Michael Gove has been across the airwaves this morning, defending the government’s handling of the GCSE grades fiasco, which saw English papers marked more harshly in June than they were in January. In an appearance on the Today programme, he declared that his “heart” went out to those students who received worse-than-expected grades, but wasted no time in changing the subject. The fiasco, Gove said, simply “reinforced the case for reform”, with modules and units scrapped and GCSEs replaced with “new examinations”. The injustice was “inherent in the examination”.
But this was disingenuous. The Education Secretary conflated two separate debates, one over the value of modular exams and one over the decision to mark some pupils’ English papers more harshly than others. When pressed by John Humphrys, he eventually declared that it would be “absolutely wrong” for him to give instructions to the exam regulator Ofqual, adding that it would be “a genuine scandal if ministers were to interfere to make exams either easier or more difficult”. Again, however, Gove misrepresented his critics’ position. No one is asking him to make exams “easier or more difficult”, rather to correct an injustice that saw grade boundaries arbitrarily moved in the middle of the school year.
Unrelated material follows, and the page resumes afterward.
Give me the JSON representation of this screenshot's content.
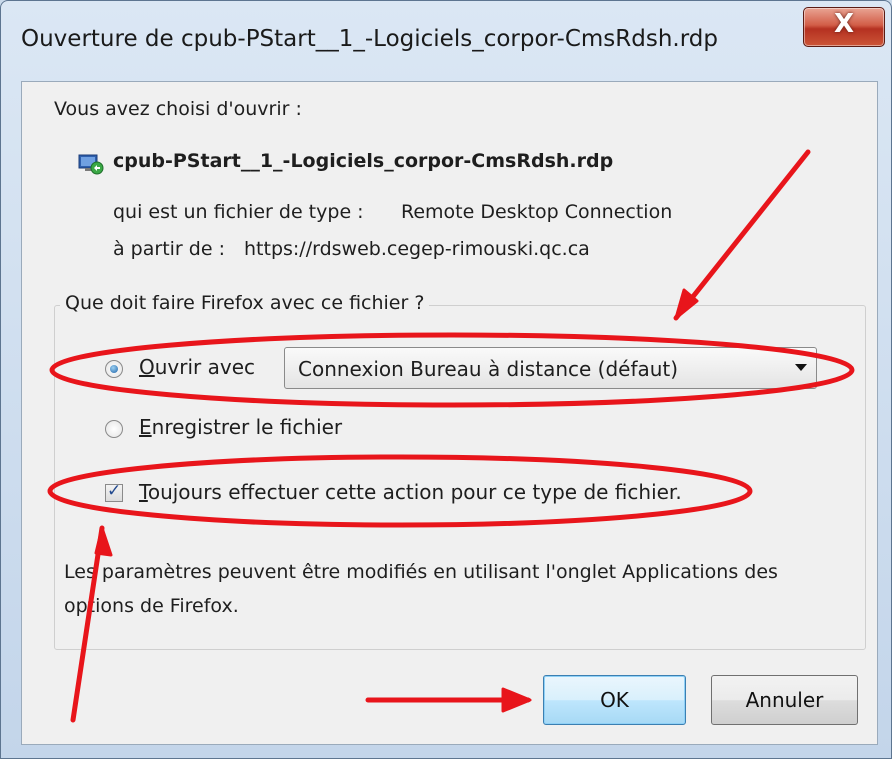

Fortunately, with parliament back from its summer recess, Gove won’t be able to avoid scrutiny for long. He will answer regular education questions from MPs at 2:30pm and Labour may request an urgent question on the grades fiasco if he does not make a statement. In addition, trade unions are still threatening to take legal action over his refusal to intervene.
Gove also used his Today appearance to reaffirm his intention to scrap GCSEs all together. The new exams, he said, would have “all the rigour of the old O-levels” but would be sat by “a majority of students”. Yet with the Lib Dems pledged to veto “anything that would lead to a two-tier system”, it remains unclear how the Education Secretary will win their approval.